In these days of hate politics and urgent need, there is a great need for countervailing narratives and envisioning. The Utopia/Dystopia Project seeks to engage the legal imagination with utopian and dystopian art forms to decolonize mental space, reframe critical consciousness, and engender deep resistance. Project organizers believe that this art has much to teach the legal academy about understanding contemporary politics and re-organizing and re-envisioning what comes next. Popular utopian and dystopian narratives may illuminate truth and sharpen our vision. Indeed, the most critical articulations of these genres struggle with basic questions while expressing alternative visions of what could be. Speculative texts urge us to think from a different perspective than the ones we normally occupy, to live differently than we are, and to dissent from the status quo. They teach us to resist against what scares or enrages us, and to build and engender what we hope for and love. They show us that alternative possibilities for empathy, recognition, and joy may be as near as the next frame or the turn of a page. 

This Workshop follows the powerful Utopia/Dystopia Project Conference held at Tulane University School of Law in April 2019, and panels at critical legal conferences in 2018-19. Guiding questions addressed at these events included: What is law? What is justice? What are our obligations to one another? What is sacred? What is profane? What is a person? What is gender? What is sex? What is race? Must our answers be linear, inevitable, binary? Participants also engaged questions about ethics, power, and the realm of the political: How should we treat one another? What does it mean to live a good or just life? How does power structure our interactions and inevitabilities in our lives? Could power structures be other than they appear to be? How? What institutions shape our life chances/choices? What does it mean to belong or to exclude? What is self,  community, nation, other? 

Please join us for an intimate workshop to support the development of a rich, interdisciplinary legal scholarship that engages these themes. This Workshop will continue this vital dialogue with a focus on developing the participants’ ideas and scholarship toward the goal of publication. Participants will share working drafts before the Workshop and receive intensive feedback at the Workshop, as well as participate in discussions of cross-cutting ideas and issues, in a supportive environment. 

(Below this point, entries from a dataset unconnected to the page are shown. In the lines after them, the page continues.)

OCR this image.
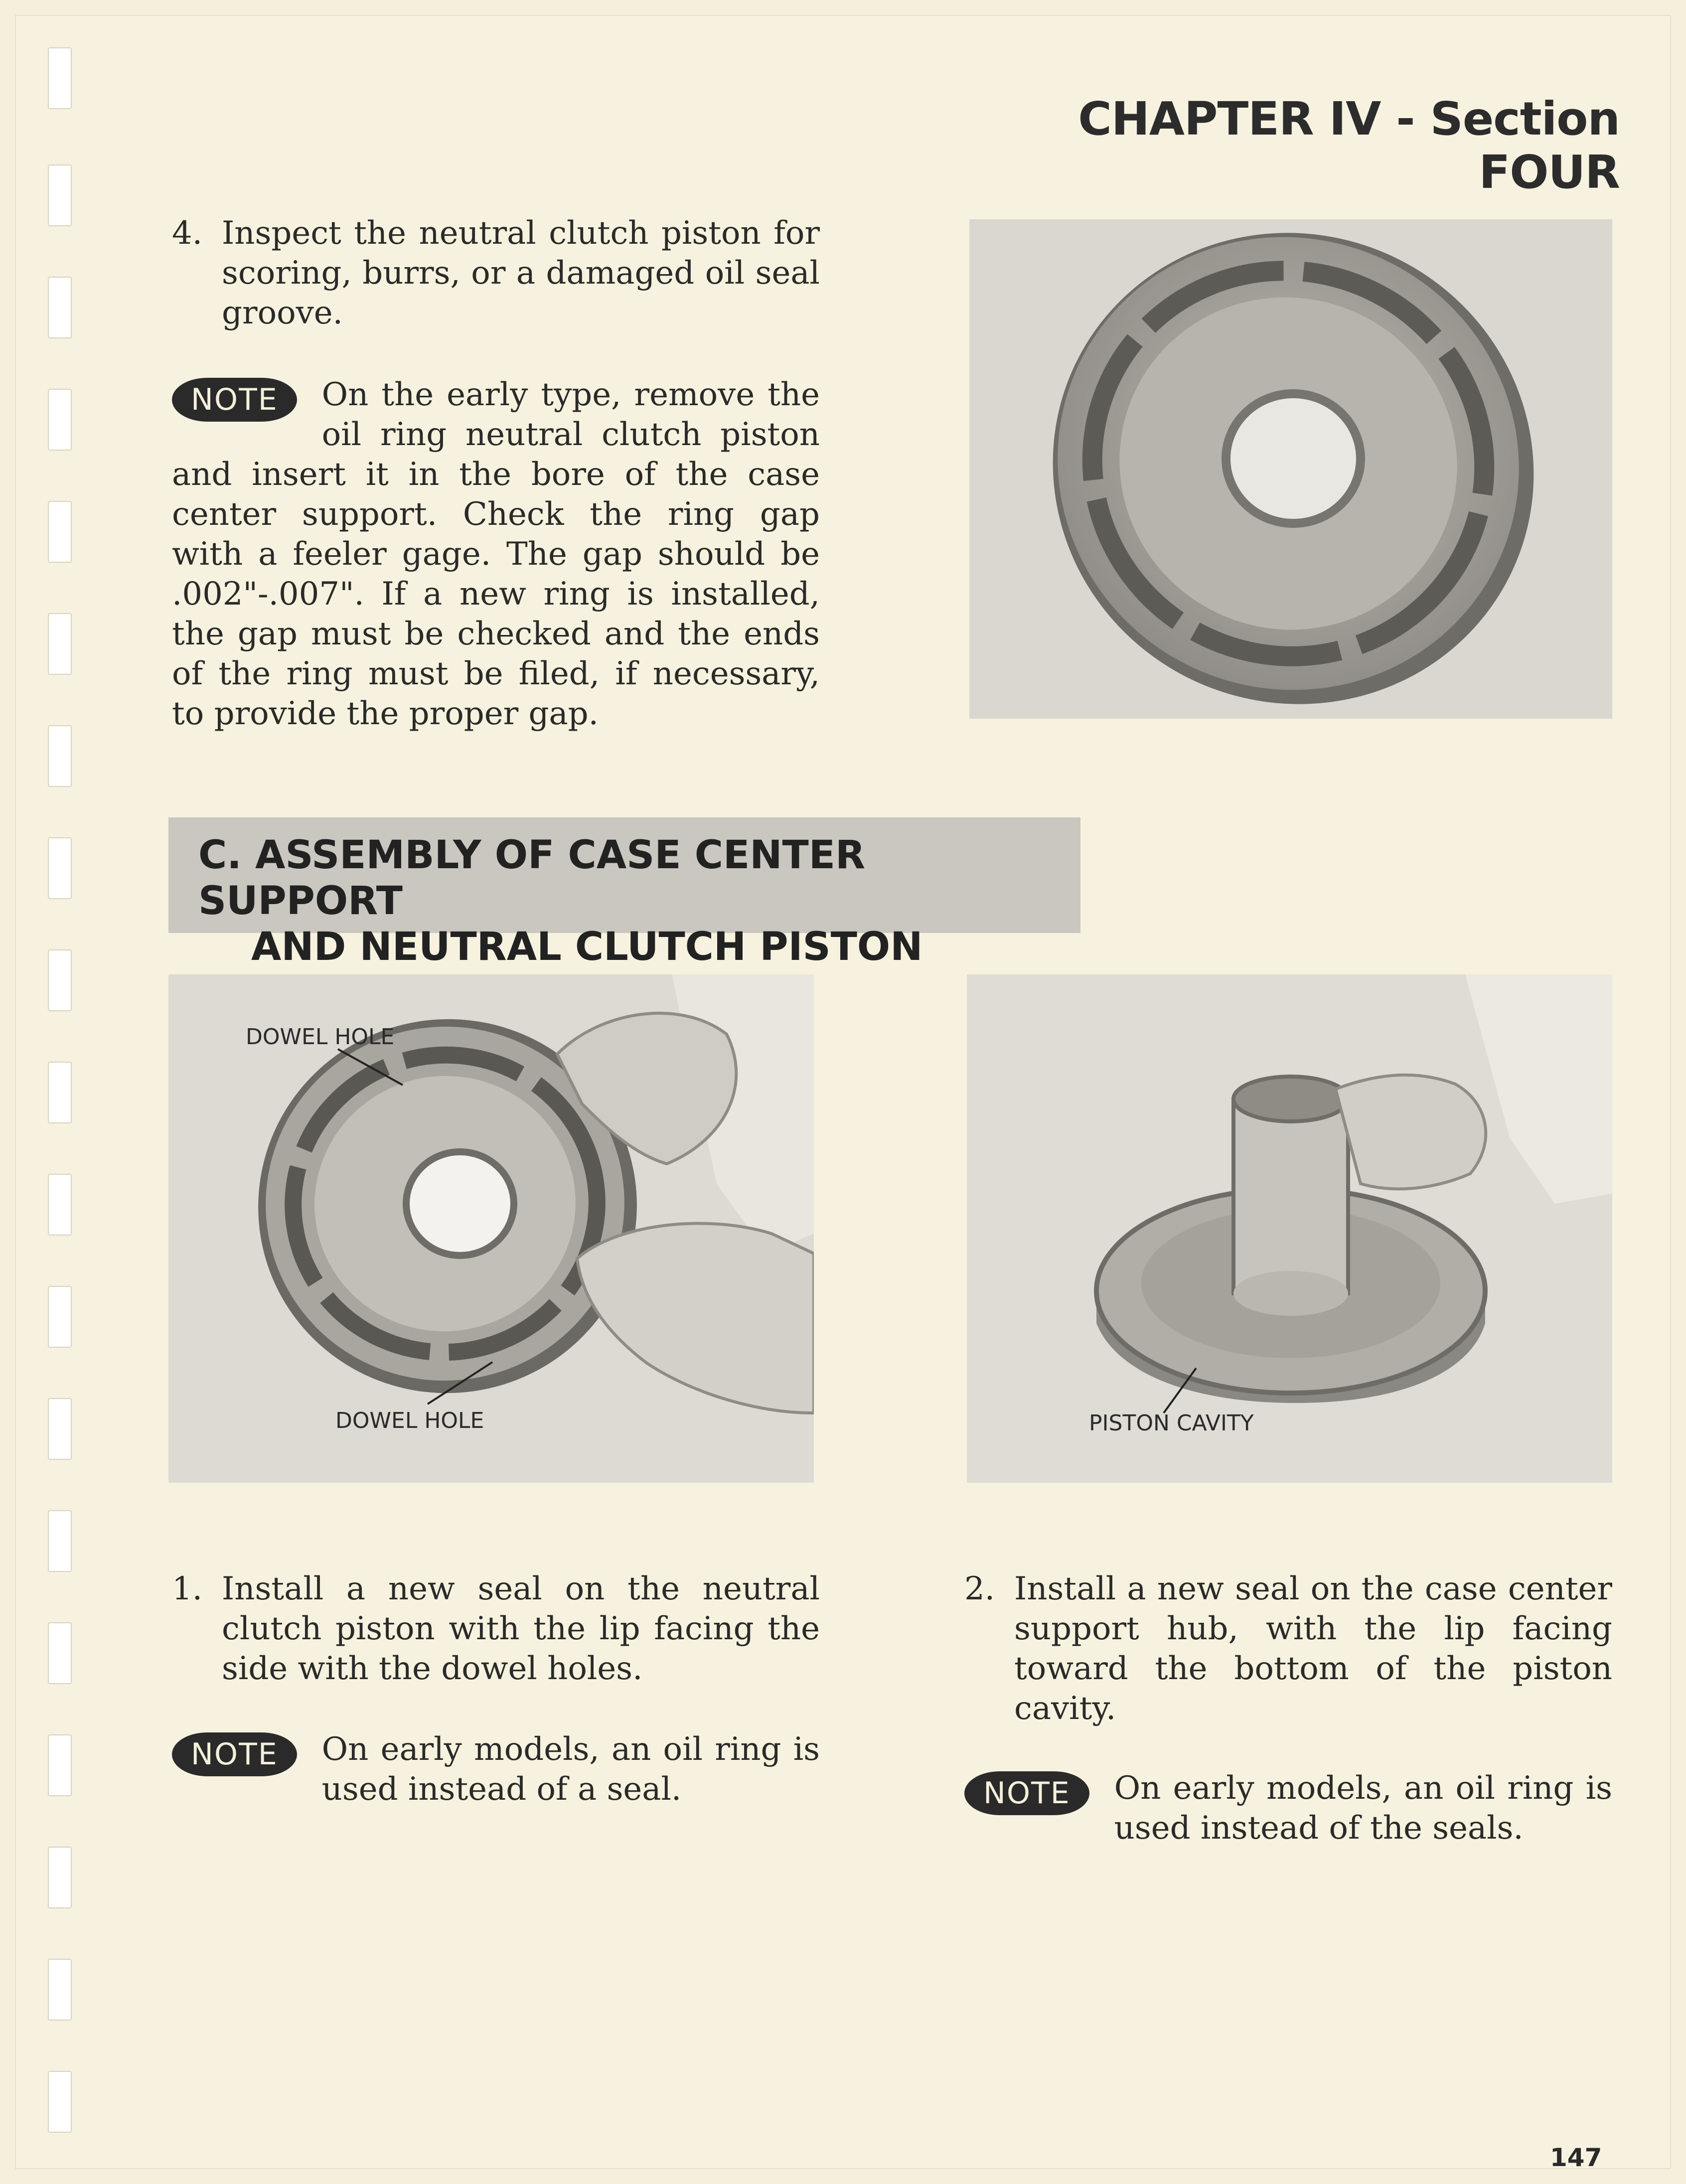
CHAPTER IV - Section FOUR
4. Inspect the neutral clutch piston for scoring, burrs, or a damaged oil seal groove.
NOTE	On the early type, remove the oil ring neutral clutch piston and insert it in the bore of the case center support. Check the ring gap with a feeler gage. The gap should be .002"-.007". If a new ring is installed, the gap must be checked and the ends of the ring must be filed, if necessary, to provide the proper gap.
C. ASSEMBLY OF CASE CENTER SUPPORT
AND NEUTRAL CLUTCH PISTON
DOWEL HOLE
DOWEL HOLE	PISTON CAVITY
1. Install a new seal on the neutral clutch piston with the lip facing the side with the dowel holes.
NOTE	On early models, an oil ring is used instead of a seal.
2. Install a new seal on the case center support hub, with the lip facing toward the bottom of the piston cavity.
NOTE	On early models, an oil ring is used instead of the seals.
147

We are seeking proposals for participation. 
Participation may include academic and artistic written materials that engage socio-legal themes, storytelling in the critical race theory tradition, and speculative, utopian and/or dystopian materials, themes, or ideas. Proposals of 250-500 words should be emailed to elizabeth.macdowell@unlv.edu by Dec. 19, 2019 and include the author’s resume. Selected participants will be notified by Dec. 27. 
Working drafts will be due Jan. 24, 2020. Inquiries may be sent to Elizabeth MacDowell or another organizing committee member: Cyra Akila Choudhury, FSU College of Law;  Atiba R. Ellis, Marquette University Law School; Anthony Farley, Albany Law School; Marc-Tizoc González, St. Thomas University School of Law; Lucy Jewel, University of Tennessee College of Law; Brant Lee, University of Akron School of Law; Saru Matambanadzo, Tulane University Law School; Christian B. Sundquist, Albany Law School; and Matthew Titolo, West Virginia University College of Law.